Information for Submitters

General information on submitting proceedings to the ACL Anthology (for event chairs)


May 8, 2019

This page contains general information about how to submit proceedings to the ACL Anthology. If you are a chair whose job it is to submit your conference proceedings, this page should be helpful to you.

Overview of the Submission Process

Please contact the Anthology Director as soon as possible to register your intention to submit your proceedings. We will work with you to

Early notification will help us with our planning.

The actual ingestion is a two-step process:

  1. The volume data is laid out in our ingestion format, with BibTeX files, PDFs, and other data. It is then transformed into our authoritative XML format.
  2. We apply tools that perform services such as adding case protection and resolving ambiguous author names.

Step 1 is handled by the ACLPUB package, whose output is a minimally compliant XML file that can be ingested into the Anthology’s authoritative XML format.

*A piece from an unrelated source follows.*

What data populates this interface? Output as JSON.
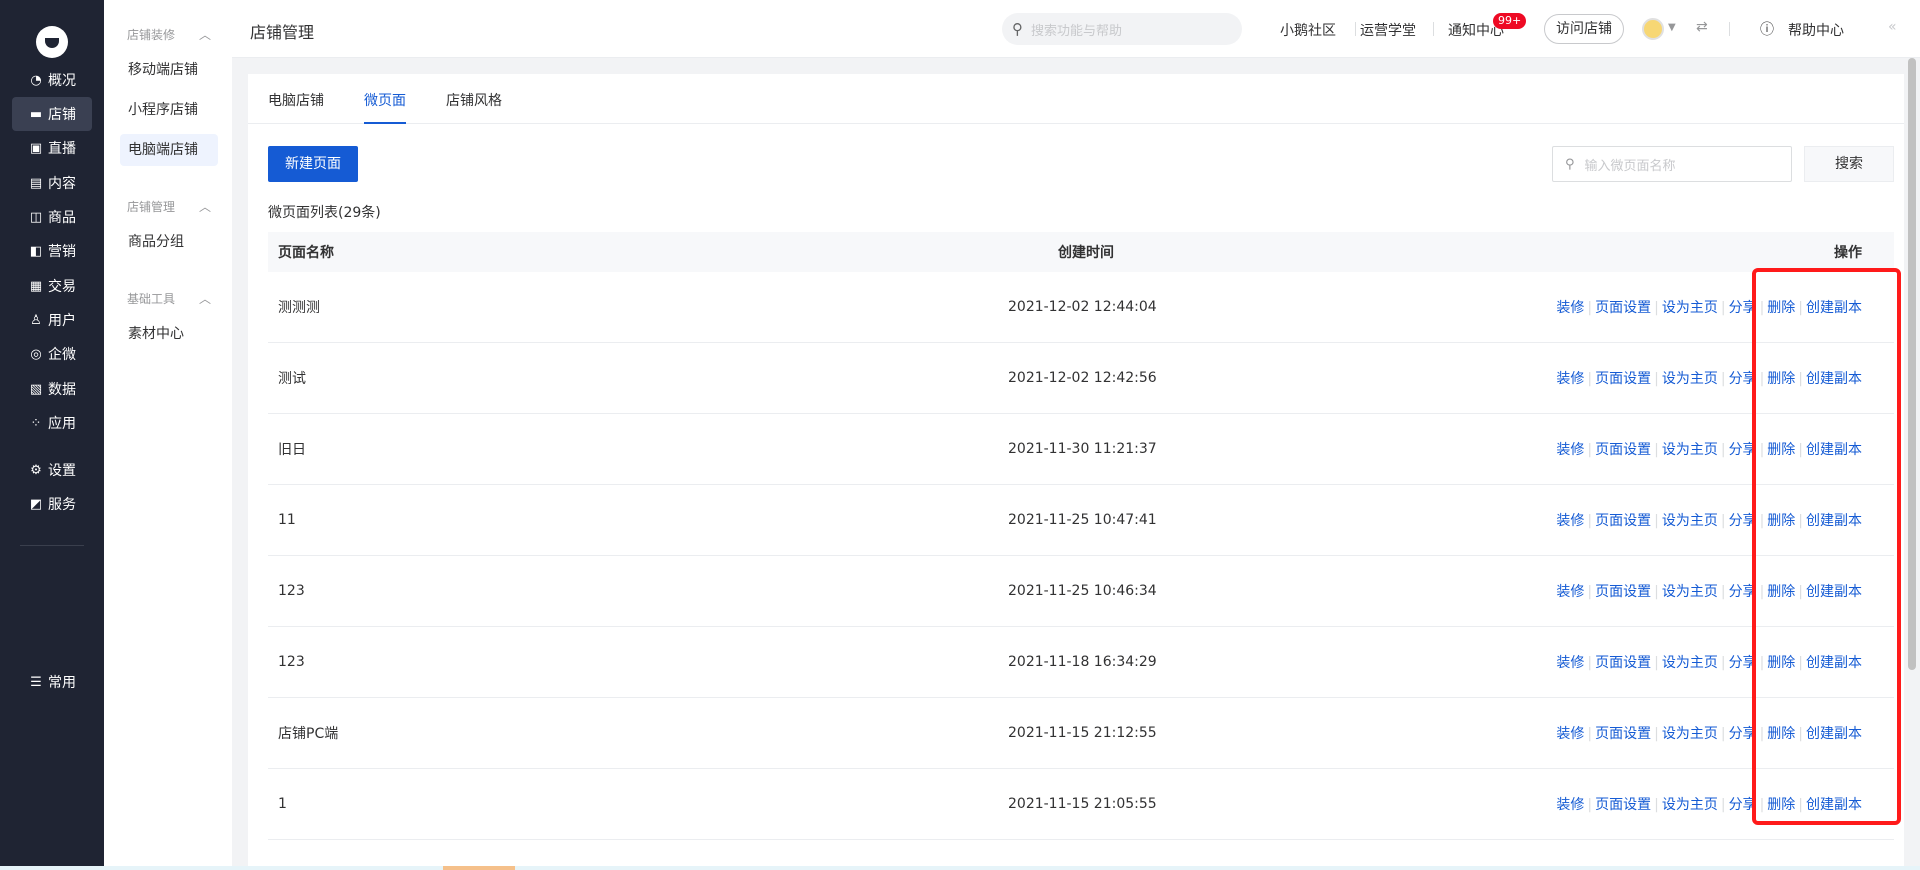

Step 2 is handled by Anthology staff and uses Anthology tools.

You are responsible only for the first step: producting a minimally compliant XML file along with the associated PDFs and optionally other data (such as software).

If you are using Softconf’s STARTv2 system to manage your conference, you are in luck, because it incorporates the ACLPUB package, and directly exports to the Anthology ingestion format. (In May of 2019, it will also support Easychair). For other conference management soures, the ingestion format is described in the ACLPUB package, and should not be too difficult to generate.

The ingestion process is manual and requires time to execute and proofcheck, and as such, it’s very helpful to ensure that your proceedings are in good order before sending the link. Redoing the ingestion costs approximately the same time as the original ingestion and thus incurs significant additional expense for the volunteer staff.

Canonical IDs and URLs

Currently, we assign each paper in the ACL Anthology a unique 8-character identifier, so that we can easily locate papers and reference them. The identifier is assigned by the current is in the form of a letter, a two digit year, and a 4 digit paper ID (e.g., P18-1024). The paper ID decomposes into a volume ID and a paper ID. For large or prominent events related to ACL or its sister organizations that recur on a yearly basis, we use a separate lettered prefix (e.g., ACL, which is ‘P’), the volume ID is 1 digit and the paper ID is 3 digits. For all other smaller events, we use the ‘W’ prefix. Here, the volume ID is 2 digits, and the paper ID 2 digits. These events therefore accommodate up to 99 papers. If there are more than 99 papers, they need to be broken out into two separate volume IDs. Both paper and volume IDs are zero-padded to ensure that filenames have a fixed width.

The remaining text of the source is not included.